Auf den Partner reagieren
    Eine zu schnelle Deutung liegt aber nicht nur oft daneben, sie verhindert darüber hinaus, dass sich tiefere Gefühle und festere Verbindungen bilden. Diese werden aber gebraucht, damit sich Passung ergeben kann. Suchende Singles sollten daher bestrebt sein, ihre Reaktionen aufeinander so lange aufrecht zu erhalten, bis sie ganz sicher sind, auf den Partner und nicht auf sich selbst zu reagieren.
    Leider ist die Unterscheidung der beiden Reaktionsweisen im Eifer des Gefechtes nicht immer leicht zu treffen. Könnten Sie im folgenden Beispiel sofort erkennen, ob es sich um eine Reaktion auf sich selbst oder das Gegenüber handelt?

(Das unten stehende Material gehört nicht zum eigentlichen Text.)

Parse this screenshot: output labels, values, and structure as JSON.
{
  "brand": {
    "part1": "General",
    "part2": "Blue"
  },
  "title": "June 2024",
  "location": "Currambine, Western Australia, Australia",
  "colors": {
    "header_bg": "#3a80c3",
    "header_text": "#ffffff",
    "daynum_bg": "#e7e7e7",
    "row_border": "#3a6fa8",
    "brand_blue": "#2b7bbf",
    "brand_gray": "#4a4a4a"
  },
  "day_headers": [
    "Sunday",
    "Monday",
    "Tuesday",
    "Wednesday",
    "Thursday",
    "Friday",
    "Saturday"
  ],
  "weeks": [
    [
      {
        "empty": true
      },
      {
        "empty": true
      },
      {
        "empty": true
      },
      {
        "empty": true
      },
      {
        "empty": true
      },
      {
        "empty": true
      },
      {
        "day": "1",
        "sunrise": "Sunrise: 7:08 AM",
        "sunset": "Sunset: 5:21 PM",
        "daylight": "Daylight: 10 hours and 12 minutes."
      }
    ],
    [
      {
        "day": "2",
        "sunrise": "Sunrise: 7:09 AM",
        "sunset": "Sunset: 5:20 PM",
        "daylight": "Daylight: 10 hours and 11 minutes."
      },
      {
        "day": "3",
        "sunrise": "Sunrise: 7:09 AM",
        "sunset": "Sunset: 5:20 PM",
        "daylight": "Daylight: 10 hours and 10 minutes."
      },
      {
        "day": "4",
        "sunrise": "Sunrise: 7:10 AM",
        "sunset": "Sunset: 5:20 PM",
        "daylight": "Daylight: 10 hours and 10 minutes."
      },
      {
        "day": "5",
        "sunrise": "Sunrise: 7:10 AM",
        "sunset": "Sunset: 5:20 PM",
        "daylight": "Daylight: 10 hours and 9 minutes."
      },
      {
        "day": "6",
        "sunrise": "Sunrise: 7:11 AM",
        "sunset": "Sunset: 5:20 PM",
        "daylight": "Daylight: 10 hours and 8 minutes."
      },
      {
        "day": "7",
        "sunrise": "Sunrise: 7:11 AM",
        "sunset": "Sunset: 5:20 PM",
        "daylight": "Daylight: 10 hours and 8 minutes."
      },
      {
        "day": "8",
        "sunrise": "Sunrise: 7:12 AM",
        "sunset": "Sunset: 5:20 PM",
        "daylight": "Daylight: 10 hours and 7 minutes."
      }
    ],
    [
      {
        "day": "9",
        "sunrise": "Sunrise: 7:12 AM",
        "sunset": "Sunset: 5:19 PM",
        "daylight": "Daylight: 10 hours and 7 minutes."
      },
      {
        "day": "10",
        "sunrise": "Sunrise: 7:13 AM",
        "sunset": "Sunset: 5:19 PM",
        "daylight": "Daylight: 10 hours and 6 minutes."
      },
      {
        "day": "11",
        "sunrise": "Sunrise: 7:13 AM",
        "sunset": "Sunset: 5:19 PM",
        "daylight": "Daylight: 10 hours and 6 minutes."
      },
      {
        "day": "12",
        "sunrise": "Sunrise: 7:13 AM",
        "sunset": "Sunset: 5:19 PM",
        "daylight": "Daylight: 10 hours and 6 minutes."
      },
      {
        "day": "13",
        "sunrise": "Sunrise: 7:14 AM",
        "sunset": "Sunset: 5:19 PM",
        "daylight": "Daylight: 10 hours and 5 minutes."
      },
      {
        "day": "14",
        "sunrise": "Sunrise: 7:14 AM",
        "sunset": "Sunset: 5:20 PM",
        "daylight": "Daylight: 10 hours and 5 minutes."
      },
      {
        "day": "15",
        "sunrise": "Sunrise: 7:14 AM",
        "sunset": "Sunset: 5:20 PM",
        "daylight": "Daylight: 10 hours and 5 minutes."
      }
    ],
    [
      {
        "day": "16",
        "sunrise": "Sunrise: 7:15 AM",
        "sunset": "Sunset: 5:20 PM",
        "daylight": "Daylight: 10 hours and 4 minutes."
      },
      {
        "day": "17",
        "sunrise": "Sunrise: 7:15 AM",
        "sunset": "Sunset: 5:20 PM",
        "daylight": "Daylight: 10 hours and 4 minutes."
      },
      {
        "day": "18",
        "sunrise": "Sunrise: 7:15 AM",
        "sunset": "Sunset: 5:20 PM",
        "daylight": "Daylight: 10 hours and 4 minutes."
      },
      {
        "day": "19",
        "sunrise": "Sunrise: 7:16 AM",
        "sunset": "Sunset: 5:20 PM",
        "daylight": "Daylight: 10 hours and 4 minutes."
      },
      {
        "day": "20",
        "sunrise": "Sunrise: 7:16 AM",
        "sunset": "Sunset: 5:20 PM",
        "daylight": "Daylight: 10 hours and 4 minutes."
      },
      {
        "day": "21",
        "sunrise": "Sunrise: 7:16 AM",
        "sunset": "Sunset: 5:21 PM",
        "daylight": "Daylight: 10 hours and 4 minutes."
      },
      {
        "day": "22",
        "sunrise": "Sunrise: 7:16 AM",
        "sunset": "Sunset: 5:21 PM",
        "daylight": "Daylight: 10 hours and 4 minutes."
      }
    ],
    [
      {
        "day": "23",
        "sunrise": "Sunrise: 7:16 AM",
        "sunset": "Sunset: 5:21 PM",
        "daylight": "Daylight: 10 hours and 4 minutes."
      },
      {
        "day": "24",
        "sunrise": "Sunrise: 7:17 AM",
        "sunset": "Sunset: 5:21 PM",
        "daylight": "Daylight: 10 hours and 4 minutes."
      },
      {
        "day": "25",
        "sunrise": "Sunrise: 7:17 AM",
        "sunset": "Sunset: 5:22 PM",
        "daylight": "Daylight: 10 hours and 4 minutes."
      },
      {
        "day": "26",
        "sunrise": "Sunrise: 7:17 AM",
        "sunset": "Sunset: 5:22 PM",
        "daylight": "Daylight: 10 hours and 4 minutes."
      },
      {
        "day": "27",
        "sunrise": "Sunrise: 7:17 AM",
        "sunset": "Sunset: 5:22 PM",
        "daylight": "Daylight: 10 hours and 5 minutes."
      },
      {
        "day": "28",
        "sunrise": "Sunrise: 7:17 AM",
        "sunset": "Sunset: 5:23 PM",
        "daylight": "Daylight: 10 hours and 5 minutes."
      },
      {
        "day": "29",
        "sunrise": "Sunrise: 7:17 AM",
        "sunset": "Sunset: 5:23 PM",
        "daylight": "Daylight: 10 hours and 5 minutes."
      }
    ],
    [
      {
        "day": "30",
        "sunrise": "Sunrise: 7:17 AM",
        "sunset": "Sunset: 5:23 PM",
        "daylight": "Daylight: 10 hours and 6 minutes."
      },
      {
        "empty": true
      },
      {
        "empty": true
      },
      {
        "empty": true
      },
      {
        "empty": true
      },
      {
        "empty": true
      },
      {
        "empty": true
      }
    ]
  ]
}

    Ein Kind sagt: »Ich bin traurig, weil mein Ball kaputt gegangen ist.« Die Eltern antworten ihm: »Du brauchst nicht traurig zu sein, wir kaufen dir einen neuen Ball.« Ist das eine Reaktion auf eigene Deutungen, oder ist das Bezogenheit? Es ist eine Reaktion auf sich selbst, wenn auch eine milde, wie sich durch die Antwort des Kindes zeigt. Das Kind entgegnet nämlich empört: »Aber den Ball hat mir Opa geschenkt!« Die Eltern lagen daneben, es ging nicht um einen Ball, es ging um diesen Ball.
    Die Eltern hätten bezogener sein können, indem sie beispielsweise gesagt hätten: »Das ist aber traurig. Möchtest du einen neuen Ball?« Oder indem sie mitfühlend gefragt hätten: »Was ist denn besonders an diesem Ball?« Dann hätten sie die Gefühle des Kindes anerkannt und ihm nicht erzählt, es bräuchte nicht traurig zu sein. Immerhin haben die Eltern die Kurve bekommen und nicht nachgelegt, etwa mit einer Bemerkung wie: »Stell dich nicht so an, Ball ist Ball.« Das hätte zu einem kleinen Ausstieg aus der Beziehung durch das Kind geführt, weil sich seine Eltern nicht auf das Kind bezogen, sondern es in die eigene Wahrnehmungswelt eingeordnet hätten.